Among recommendations and findings, the Texas Music Office announced the creation of an online Event Production Guide, which is set to serve as a one-stop-shop for promoters to access existing legal requirements.

“I thank the Texas Task Force on Concert Safety for their commitment to safety and security for all concertgoers and for their collaboration with stakeholders on this critical report,” said Gov. Abbott. “The recommendations, findings, and solutions detailed in this report will help the State of Texas prevent another tragedy like that at Astroworld Festival from happening again.”

The task force produced the following recommendations:

Unified On-Site Command and Control (UCC): The task force strongly supports a requirement that event promoters determine which EMS, fire, and police agencies would respond to a 911 call on the site of their event and that those agencies be employed as UCC members.

Permitting: The task force strongly recommends that mass gathering events permitted by municipalities should follow permit guidelines and best practices for unincorporated areas that are outlined in state statutes. The task force also recommends that local authorities stop the show when it is determined that an event has been organized without a permit or has breached the bounds of the issued permit. Additionally, the task force recommends the implementation of a universal permitting template and that any template includes a standardized checklist for County Judges responsible for issuing permits.

Training: The Event Production Guide will include a list of robust training resources for promoters, staff, and first responders for site walkthrough drills, security briefings, communication trees, show-stop triggers and responses, and more.

Planning with Risk Assessment: The task force recommends a Concert Attendee Code of Conduct which should be part of the ticketing process and make clear what behaviors will lead to ejection. The task force also recommends that venues communicate with other venue representatives that have hosted the artist before. Event promoters should partner with artists to encourage safety, since messaging from the artist can be uniquely persuasive for fans. In addition, the Event Production Guide will include best practices for event design and crowd control.

Centralized Resources: The Event Production Guide will host a large collection of resource documents that inform many of the task force’s recommendations.

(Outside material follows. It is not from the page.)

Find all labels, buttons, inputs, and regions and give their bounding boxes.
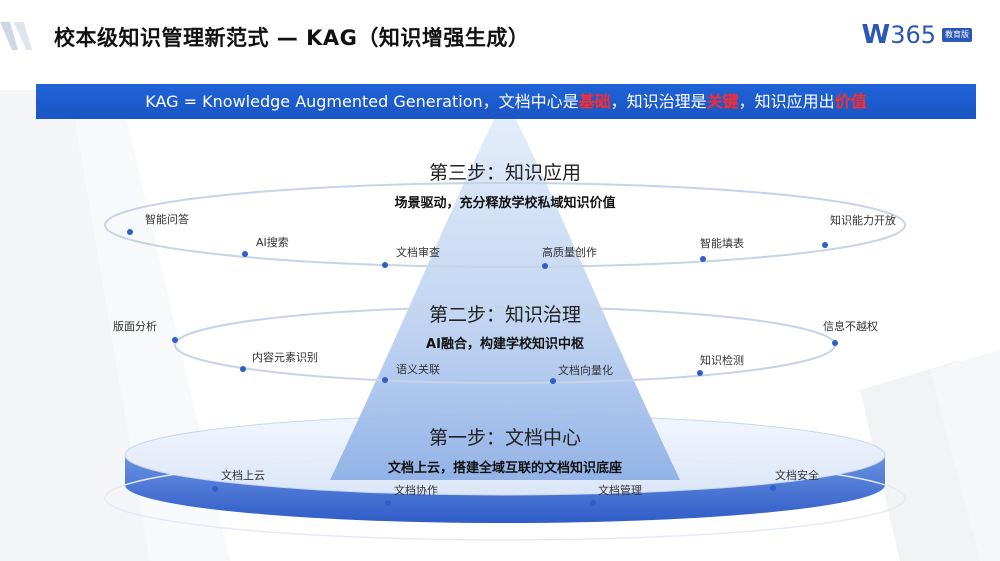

For the full report, click here.

HPFFA president’s statement on completion of concert safety recommendation:

“I want to thank Governor Abbott for the opportunity to serve on this task force on behalf of the nearly 4,000 men and women of the Houston Fire Department and all firefighters represented by the Texas State Association of Fire Fighters. I also extend a thank you to the other experts on the panel for the due diligence given to this subject. “There would have been no lives lost if the policies contained in this report had been in place last fall, especially the requirement of a unified command and control for all first responders working the event. In the future, the Houston Fire Department must be the entity designated to fulfill that responsibility. In addition, it is essential there be a consistent permitting process that establishes which agency has the authority to shut down an event in the face of life-threatening circumstances. Together, these recommendations will ensure effective coordination and communication during any emergency response, while also increasing safety for concertgoers. This is exactly the outcome I sought at the beginning of the task force review. “The task force has provided solid solutions for preventing another tragedy. I will work with the governor and his staff to make sure they become law in Texas.”

Houston Mayor Sylvester Turner said, “I think there are things we certainly can work with that I don’t necessarily have any angst about anything that I’ve read in it.”

But both the Harris County Fire Marshal and the Harris County Judge disagreed with one major finding that Harris County had any jurisdiction over permitting requirements.

“There’s now a debate between a critical element that contributed to this tragedy,” said crowd safety expert Paul Wertheimer.

Wertheimer has been a crowd safety expert for more than 40 years.

“After the E2 nightclub disaster in Chicago in 2003, 21 people died. This is the report produced so many pages I can’t count them,” said Wertheimer. “Also, the Cincinnati WHO concert tragedy reported 11 dead in 1980 which is the first guidance for live entertainment crowd safety, a 70-page report with index.”

He says crowd safety guidelines have been around for decades and this report does not have any significant changes with specific timetables.

He says the only way to prevent this type of tragedy in the future is through tough legislation and criminal charges.

“I would be very concerned if I were a parent sending any young adult to a concert in Texas until they figure this out,” says Wertheimer.

The Harris County Judge is calling for a more detailed account of what happened that night.

The mayor says a different task force with the city and county will now submit a full report of their own.

No word yet on when that will be complete.